Yaşı yetmişi aşınca ömrünü kaleme almaya, gelecek nesillere yitip gitmekte olan Sümerliliği anlatmaya çabalayan Ludingirra, binlerce yıl sonra Muazzez İlmiye Çığ’ın çabalarıyla anlatmak istediklerini hiç ummadığı kişilere de aktarmış oldu.
Çığ’ın kaleme aldığı Sümerli Ludingirra kitabından yapacağımız son alıntı “Tanrının Adamı”nın öğretmenlik yıllarıyla ilgili yazdığı tabletten olacak. Umuyoruz ki paylaştıklarımızla sizde bir ilgi uyandırabilmişizdir, kitabı elde etmek için girişimlerde bulunmuşsunuzdur.
Öğretmenlik Yıllarım
Okula öğretmen olarak ilk gittiğim gün, yıllar önce öğrenciliğe başladığım günkü heyecan vardı içimde… Bu kez babam götürmüyordu beni, fakat evden çıkarken başarımın ve öğretmen olmamın sevinci ve gururu okunuyordu yüzünde. Yazının ve öğrenimin koruyucusu olan saygın Tanrıçamız Nidaba’ya, yüce Enlil’imize, Tanrıçamız Ningal’e dualar yaparak beni kapıdan uğurladı.

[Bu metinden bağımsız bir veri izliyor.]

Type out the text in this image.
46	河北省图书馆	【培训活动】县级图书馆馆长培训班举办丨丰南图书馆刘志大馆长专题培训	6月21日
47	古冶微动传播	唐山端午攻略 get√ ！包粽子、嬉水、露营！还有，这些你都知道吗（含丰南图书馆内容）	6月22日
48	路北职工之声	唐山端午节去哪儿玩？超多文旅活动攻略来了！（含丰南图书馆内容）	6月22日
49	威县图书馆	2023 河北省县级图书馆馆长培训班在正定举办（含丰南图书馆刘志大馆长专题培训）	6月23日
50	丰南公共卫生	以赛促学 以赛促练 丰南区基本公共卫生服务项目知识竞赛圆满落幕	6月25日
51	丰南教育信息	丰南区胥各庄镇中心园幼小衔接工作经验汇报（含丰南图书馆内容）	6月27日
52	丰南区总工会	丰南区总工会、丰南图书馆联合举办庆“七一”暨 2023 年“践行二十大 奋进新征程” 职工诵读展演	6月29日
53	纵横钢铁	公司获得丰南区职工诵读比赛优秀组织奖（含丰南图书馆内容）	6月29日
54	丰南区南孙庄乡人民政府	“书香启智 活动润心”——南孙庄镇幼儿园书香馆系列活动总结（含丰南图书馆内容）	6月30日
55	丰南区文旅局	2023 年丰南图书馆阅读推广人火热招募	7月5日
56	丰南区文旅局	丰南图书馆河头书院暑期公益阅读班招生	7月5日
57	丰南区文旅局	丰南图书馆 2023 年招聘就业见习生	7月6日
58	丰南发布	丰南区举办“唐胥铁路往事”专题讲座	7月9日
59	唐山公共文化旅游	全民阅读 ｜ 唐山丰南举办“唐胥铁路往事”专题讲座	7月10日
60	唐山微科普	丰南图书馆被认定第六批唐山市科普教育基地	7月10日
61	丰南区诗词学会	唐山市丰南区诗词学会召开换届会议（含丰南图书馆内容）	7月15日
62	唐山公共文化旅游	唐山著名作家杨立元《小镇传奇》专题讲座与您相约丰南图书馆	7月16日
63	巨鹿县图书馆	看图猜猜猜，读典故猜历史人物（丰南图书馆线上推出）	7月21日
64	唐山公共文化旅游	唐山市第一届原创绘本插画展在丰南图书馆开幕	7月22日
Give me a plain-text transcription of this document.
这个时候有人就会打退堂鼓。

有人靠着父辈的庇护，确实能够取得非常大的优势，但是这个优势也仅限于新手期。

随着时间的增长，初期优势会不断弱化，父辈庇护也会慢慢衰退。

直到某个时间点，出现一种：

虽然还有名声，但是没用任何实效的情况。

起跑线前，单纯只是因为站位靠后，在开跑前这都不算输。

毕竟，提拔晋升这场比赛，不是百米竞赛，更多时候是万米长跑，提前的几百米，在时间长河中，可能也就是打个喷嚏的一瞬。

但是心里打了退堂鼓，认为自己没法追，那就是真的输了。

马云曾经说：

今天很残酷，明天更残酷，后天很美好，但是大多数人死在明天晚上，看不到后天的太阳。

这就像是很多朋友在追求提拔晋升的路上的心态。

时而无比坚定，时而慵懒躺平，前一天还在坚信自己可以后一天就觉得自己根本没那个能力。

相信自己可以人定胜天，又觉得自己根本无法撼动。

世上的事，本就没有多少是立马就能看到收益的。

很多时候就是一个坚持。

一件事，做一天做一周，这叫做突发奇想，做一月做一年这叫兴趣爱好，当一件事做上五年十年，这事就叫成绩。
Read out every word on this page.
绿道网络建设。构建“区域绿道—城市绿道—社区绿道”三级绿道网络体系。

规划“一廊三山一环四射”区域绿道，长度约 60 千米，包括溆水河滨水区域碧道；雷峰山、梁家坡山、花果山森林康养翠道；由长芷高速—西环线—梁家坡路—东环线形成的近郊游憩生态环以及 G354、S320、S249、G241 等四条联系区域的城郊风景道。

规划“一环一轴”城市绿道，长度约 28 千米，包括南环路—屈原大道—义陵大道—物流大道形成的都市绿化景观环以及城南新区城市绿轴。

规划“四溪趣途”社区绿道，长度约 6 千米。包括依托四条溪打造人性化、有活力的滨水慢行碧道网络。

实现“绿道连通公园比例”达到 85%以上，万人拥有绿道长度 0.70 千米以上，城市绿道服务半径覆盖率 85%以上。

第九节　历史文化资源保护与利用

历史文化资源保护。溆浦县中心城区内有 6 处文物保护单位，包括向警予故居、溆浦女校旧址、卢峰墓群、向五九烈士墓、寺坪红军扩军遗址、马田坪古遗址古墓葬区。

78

Ülkemizde öğretmenlerin geçimi yalnız öğrencilerden sağlanır. O yüzden onlar zengin olamazlar. Kendilerini okumaya, öğrenip öğretmeye adamış kimselerdir. Çocuklarını okutabilenler de yazıcılar, denetleyiciler, tapınak yöneticileri, kaptanlar, rahipler, yüksek vergi memurları, valiler, doktorlar gibi hali vakti yerinde, zengin kimselerdir.
…Ailelerinin durumu pek iyi olmayan, okumaya meraklı çocuklar da boş zamanlarında tarlada, bahçede çalışarak hem babalarına yardım ediyor, hem de okulun masraflarını karşılayabiliyorlar.
Hiç unutmuyorum haylaz bir çocuğun babası bana gelip çocuğu için, “Çocuğuma hiç tarlada, bahçede çalışıp geçimimi sağla demediğim halde, derslerini, okulunu durmadan asıyor. Halbuki akrabalarımız içinde hem çalışıp ailesine yardım eden, hem de okulda çok başarılı olanlar var. Benim suçum, herhalde, çocuğumun her isteğini karşılayıp onu çalıştırmamam oldu, ne dersiniz?” diye dert yanmıştı.
Ben Sümer dilini ve güzel yazmayı öğretecektim… Eğiteceğim çocuklar okula ilk girenler değildi; bazı temel bilgileri alınış olanlardı. Küçücük bir öğrenci iken girdiğim odaya, öğretmen olarak girmem ne büyük mutluluktu benim için.
Çocuklara, özellikle Akadlı çocuklara Sümer gramerini öğretmek zor geliyordu bana. Akadca bizim dilden çok ayrıdır.
Akadlı çocukların ve yavaş yavaş Akadlılaşmaya başlayan Sumerli çocukların öğrenmesi bir hayli güç oluyor. Onlara daha kolay öğretebilmek için kendime göre yeni yöntemler buldum. Eskiden yazılmış gramer kurallarını gösteren listelere, daha kolay ve çabuk anlaşılır örnekler ekledim. Başlangıçtan beri öğretimde ezberlemek önde gelir bizde. Ezberlemek, insanın düşünme yeteneğini kısıtlıyorsa da kuralları iyice öğrenebilmek için, çok yararlı oluyor doğrusu.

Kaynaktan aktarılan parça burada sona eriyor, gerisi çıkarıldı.